Story By: Jessie Taylor
Featuring: Pascale Sablan
Nashville Design Week 2020
Meet Pascale Sablan. You’ll be formally introduced during the [re]SHAPING THE DIALOGUE Nashville Design Week event. Pascale’s career kicked off in 2003 when she worked on the African Burial Ground National Monument, which marks the nation’s earliest and largest African burial ground thus far rediscovered in the United States.
For nearly eleven years, she has created sustainable and dynamic architectural designs all over the world, holding multiple leadership positions and receiving honors for her work, including the 2018 Pratt Alumni Achievement Award, the 2018 AIA Young Architects Award, and the NOMA Prize for Excellence in Design. She was also a Building Design+Construction 40 Under 40 honoree and was featured in the Council of Tall Building & Urban Habitat Research Paper—in the same company as the legendary architect, Zaha Hadid.
While working as a senior associate in New York City, Pascale founded Beyond the Built Environment, an architecture company created to address the unjust disparities in architecture. She’s given lectures at colleges and universities all over the U.S., as well as cultural institutions such as the United Nations and the Smithsonian National Museum of African American Heritage and Culture.
As Nashville Design Week invests in reshaping design by helping to foster a more diverse design community, we contacted Pascale to help us set the tone for [re]SHAPING THE DIALOGUE and Nashville Design Week as a whole.
“First, I would like to challenge the idea of “uncomfortable conversations.” Uncomfortable for whom?
It is not about comfort; it’s about justice. If speaking about racism and oppression makes one feel uncomfortable, then that’s on that individual to self-reflect and understand why. ”
How do we engage, encourage, and support the next generation of BIPOC designers?
We begin by understanding the complex and multifaceted challenges that suppress BIPOC designers’ access to the profession. (Hint: It’s not just a lack of mentorship.)

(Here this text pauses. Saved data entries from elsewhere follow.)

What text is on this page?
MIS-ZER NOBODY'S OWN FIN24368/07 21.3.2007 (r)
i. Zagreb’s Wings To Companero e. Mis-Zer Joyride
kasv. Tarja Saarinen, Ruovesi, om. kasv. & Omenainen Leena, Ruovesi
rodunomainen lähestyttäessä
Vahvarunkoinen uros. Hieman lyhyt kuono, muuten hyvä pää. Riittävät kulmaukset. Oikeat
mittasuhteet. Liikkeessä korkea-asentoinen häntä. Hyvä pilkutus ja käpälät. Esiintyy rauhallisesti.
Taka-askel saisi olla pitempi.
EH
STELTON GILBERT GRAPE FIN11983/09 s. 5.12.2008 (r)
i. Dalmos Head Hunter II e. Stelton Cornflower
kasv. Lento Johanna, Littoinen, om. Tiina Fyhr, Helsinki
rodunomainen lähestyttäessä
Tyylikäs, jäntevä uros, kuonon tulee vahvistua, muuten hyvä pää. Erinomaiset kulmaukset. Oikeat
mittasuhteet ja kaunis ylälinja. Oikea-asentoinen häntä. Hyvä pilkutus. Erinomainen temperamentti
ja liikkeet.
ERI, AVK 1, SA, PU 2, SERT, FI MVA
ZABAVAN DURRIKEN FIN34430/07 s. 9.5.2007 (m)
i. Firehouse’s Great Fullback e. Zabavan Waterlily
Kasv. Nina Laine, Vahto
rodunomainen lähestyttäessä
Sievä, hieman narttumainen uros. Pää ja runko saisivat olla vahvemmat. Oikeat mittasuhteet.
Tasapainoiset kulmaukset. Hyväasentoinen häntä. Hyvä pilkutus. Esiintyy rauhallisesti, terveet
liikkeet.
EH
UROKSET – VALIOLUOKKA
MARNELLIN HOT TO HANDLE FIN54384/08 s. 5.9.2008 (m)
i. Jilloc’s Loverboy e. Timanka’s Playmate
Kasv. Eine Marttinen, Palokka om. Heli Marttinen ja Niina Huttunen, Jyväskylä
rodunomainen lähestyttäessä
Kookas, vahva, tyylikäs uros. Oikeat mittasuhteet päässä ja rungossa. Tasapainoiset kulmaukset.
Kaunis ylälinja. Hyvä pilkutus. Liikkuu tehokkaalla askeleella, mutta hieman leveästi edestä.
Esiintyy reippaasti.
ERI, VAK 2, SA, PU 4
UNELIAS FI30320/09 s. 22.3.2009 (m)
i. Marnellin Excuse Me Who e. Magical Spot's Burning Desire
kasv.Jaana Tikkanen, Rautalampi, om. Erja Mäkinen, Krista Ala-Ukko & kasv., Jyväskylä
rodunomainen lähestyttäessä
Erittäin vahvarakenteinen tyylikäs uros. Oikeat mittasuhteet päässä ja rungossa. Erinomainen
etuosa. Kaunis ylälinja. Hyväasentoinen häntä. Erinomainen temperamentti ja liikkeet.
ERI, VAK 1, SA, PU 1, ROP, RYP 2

We ask the BIPOC designers what they need and give them the opportunity for their experiences to guide the well-intentioned effort to help.
We create an action list with dates and deadlines, establish metrics of success, and invest in implementing the co-developed initiatives.
When discussing inequalities within the design industry, what terms and statistics do you want the NDW audience to be familiar with?
Uncomfortable conversations drive change. What tactics have you found to be the most effective in helping people understand your point of view?
First, I would like to challenge the idea of “uncomfortable conversations.” Uncomfortable for whom?
The point is to say, framing it as such already sets a priority and sensitivity for some people in the conversation, a courtesy that often has not been extended to those who are being marginalized or oppressed. It is not about comfort; it’s about justice. If speaking about racism and oppression makes one feel uncomfortable, then that’s on that individual to self-reflect and understand why. My priority in the conversation is to be thoughtful, to learn, and to express my values and strategies for achieving a diverse and inclusive profession / built environment through just and equitable practices.
My tactics are to stay honest, to speak from a position of learner and leader, all while staying authentic to my concerns and beliefs.
What educational materials do you suggest to the NDW community? Recommendations can be in the form of articles, talks, books, movies, podcasts, and more.
As we discuss the books that must be removed from the curriculum (in which the word “slavery” is being replaced with “unpaid laborer”), I have been looking to make a meaningful addition, a textbook for schools of designs. I am working toward publishing a Great Diverse Designers textbook and creating an online directory for business opportunities for the featured designers, leveraging the profiles that we’ve gathered. Due to the efforts of our Dismantling Injustice: Action 02 SAY IT LOUD – NOW Global Virtual Exhibition, our library now contains 395 profiles of Diverse Designers in the United States, the Caribbean islands, and from each inhabitable continent. Here’s a link.
Is there a question you would like the NDW community to consider prior to your event?
Acknowledging that architecture historically has been and continues to be used as a tool of oppression, name a project that oppresses a community, and identify the oppressed community. Name a project that heals and repairs a community, and identify the architect or firm.